The SDF launched its offensive on Raqqa on June 6. Intense aerial bombardment and land operations by the US-led international coalition had cut the city off from the rest of the territories held by ISIL.
More than 3,000 bombs have landed on Raqqa since January, devastating schools, hospitals and residential buildings. In mid-October, the humanitarian REACH initiative estimated that less than one percent of Raqqa's 300,000 prewar population remained in the city. The city has no electricity or potable water, and its last functioning bakery was destroyed recently.
According to the Syrian Network for Human Rights, since the start of the operation, more than 900 civilians have been killed in the violence, including at least 570 in coalition air raids.
Destroyed and depopulated, Raqqa also faces an uncertain political future. The US and SDF have pledged to hand over the city to civilian rule, but the shape and political make-up of this civilian entity remain unclear. Various ethnic, tribal and geopolitical factors will complicate the handover.
Two councils are asserting the right to take over the city: the Raqqa Civilian Council (RCC), founded in April and backed by the SDF; and the Raqqa Provincial Council (RPC), backed by the main Syrian opposition body based in Turkey, the Syrian National Coalition (SNC).
The RPC claims to be a successor to the civilian council that began administering Raqqa in 2013 after the Free Syrian Army and Islamist armed groups took the city from the Syrian regime. It rejects the RCC's legitimacy over its links to the People's Protection Units (YPG), a Kurdish armed group at the core of the SDF. Along with its political arm, the Democratic Union Party (PYD), it dominates most of northeastern Syria and is a close US ally.

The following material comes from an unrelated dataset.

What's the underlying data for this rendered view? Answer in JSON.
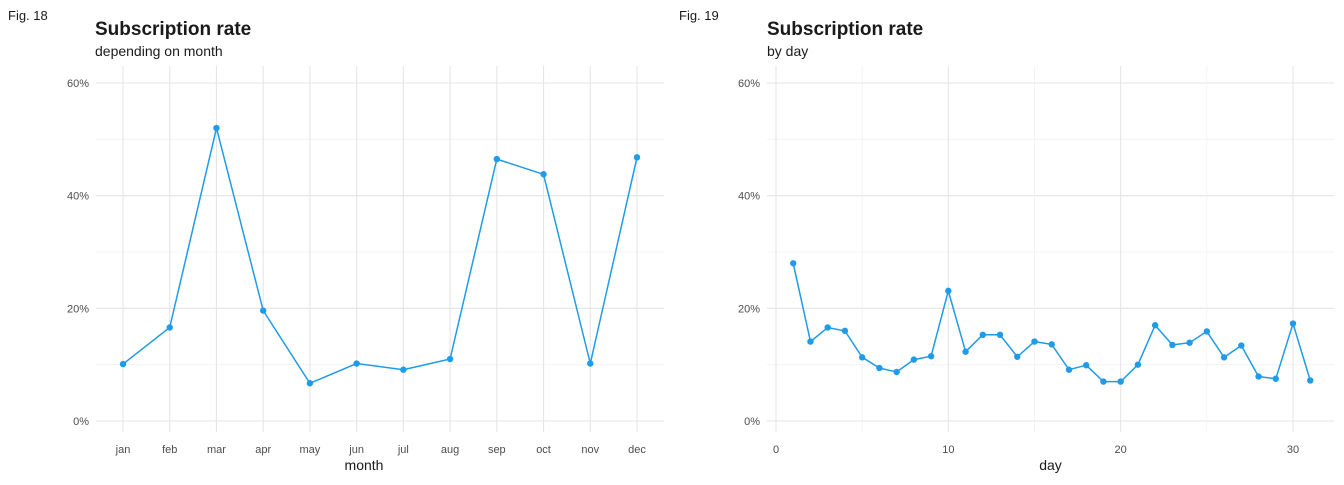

As the YPG and Arab allies pushed into Raqqa province, the Syrian opposition accused it of carrying out ethnic cleansing against Arabs - an accusation YPG officials have denied.
Like other SDF-sponsored councils, the RCC has joint Arab-Kurdish leadership. The Arab co-chair is tribal leader Mahmoud al-Borsan, and the Kurdish co-chair is Layla Mohammed, the former co-mayor of her hometown of Tal Abyad on the Syria-Turkeyborder.
Al-Borsan heads the Walda tribe, which was forced to move to Hassakah province from the area near the city of Tabqa in Raqqa province after their lands were flooded during the construction of the Euphrates dam.
According to Abdel Aziz al-Hinnedi, a Syrian activist from Raqqa who fled to Germanyafter ISIL took the city in 2014, the RCC is not representative of the people of Raqqa, but its main strength is that it functions on the ground and provides services, as opposed to the rival RPC, which is in exile in Turkey.